Figure 14 depicts SPN comparing findings at 0.01 noise intensity to visually assess noise immunity. The suggested PCMbIE appears to be significantly more successful than previous algorithms for visually recovering the decipher image. Local aggregations of noise pixels exist in deciphered images in various IE systems. The PCMbIE decipher image contains no noise pixel aggregation. The decipher image has almost all of the information of the plaintext image.

Fig. 14
figure 14

The comparative visual noise attack results for SPN intensity 0.01: a [58], b [59], c [60] PSNR(24.97), d [23], e [63], f [65], g [66] (PSNR: 29.59)

As previously mentioned, chaotic systems have been used in applications of secure communication [2], watermarking [3], data compression [4], data hiding [5], and multimedia encryption [6]. The performance of the applications is heavily connected to the behavior of chaotic systems.
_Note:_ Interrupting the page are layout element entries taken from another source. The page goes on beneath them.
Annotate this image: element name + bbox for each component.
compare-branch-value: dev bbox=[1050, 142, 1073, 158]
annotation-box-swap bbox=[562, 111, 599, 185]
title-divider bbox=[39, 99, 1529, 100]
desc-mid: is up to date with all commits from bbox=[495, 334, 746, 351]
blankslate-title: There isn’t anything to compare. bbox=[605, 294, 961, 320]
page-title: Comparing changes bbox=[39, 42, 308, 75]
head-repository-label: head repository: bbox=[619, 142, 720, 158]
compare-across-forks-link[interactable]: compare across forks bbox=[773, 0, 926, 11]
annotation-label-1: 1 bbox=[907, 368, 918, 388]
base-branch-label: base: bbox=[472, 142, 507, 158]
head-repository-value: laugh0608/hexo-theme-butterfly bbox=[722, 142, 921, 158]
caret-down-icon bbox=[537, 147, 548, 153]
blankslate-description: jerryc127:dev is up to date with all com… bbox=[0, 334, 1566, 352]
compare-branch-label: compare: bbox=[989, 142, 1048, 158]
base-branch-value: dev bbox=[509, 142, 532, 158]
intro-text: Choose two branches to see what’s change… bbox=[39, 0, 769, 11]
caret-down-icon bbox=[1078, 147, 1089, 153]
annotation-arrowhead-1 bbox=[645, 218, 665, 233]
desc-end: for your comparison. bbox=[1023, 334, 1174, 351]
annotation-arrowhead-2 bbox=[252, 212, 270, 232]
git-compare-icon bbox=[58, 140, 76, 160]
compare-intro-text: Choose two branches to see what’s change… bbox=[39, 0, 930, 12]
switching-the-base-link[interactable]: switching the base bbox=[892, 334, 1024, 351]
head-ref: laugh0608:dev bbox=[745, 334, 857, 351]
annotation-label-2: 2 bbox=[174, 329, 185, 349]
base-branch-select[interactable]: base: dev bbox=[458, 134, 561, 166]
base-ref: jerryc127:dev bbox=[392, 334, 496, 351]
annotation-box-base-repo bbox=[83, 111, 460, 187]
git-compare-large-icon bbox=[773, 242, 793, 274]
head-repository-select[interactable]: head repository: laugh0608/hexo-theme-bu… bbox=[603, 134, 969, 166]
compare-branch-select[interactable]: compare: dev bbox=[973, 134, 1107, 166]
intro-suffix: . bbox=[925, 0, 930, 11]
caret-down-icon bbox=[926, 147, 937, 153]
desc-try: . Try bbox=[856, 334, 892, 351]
Therefore, the main handicap of chaos-based applications is highly related to weak chaotic map of which the trajectory is able to predict, especially, the chaotic systems having periodic windows. Moreover, the chaotic maps depend on the initial values. Attaining the initial values can lead to reveal the behavior of the chaotic map and thus figure out the encryption algorithm. In order to prevent this, the chaotic maps should be evaluated through reliable chaos-based metrics such as LE, bifurcation, attractor, SE, KE and CD. It is difficult to figure out the chaotic maps with high complexity and randomness verified through these metrics. Note that the proposed PCM is extensively evaluated and eminently pass these metrics. The other limitation is about implementation to real-time systems such as industries. Because of the restricted accuracy of the computer in practical applications, resulting in the degradation effect of chaos to a certain extent. Therefore, there might be some potential risks in practical applications.

7 Conclusion

A new methodology based on parameter optimization of chaotic system through Pareto optimality is presented for the first time. Herewith, a novel chaotic system abbreviated as PCM was designed and optimized using PT-ABC algorithm. A six-parameter PCM was empirically contrived, and then its parameters were globally found out by providing the trade-off among the objectives LE, SE, and KE. The chaotic performance of PCM was evaluated through LE, SE, KE, and CD in comparison with the reported ones as well as bifurcation diagram and attractor. The PCM stands out among the compared existing chaotic systems thanks to the best mean values LE 14.75, SE 2.189, KE 2.584, and CD 1.942. Moreover, the PCM was tested by applying it to IE experiment, namely PCMbIE. The PCMbIE also demonstrates the best encryption performance as compared to the existing chaos-based IEs. The proposed PCM manifests the best complexity and pseudo-randomness due to its optimal structure. Therefore, the Pareto-based optimization is an effective approach for producing optimal chaotic system.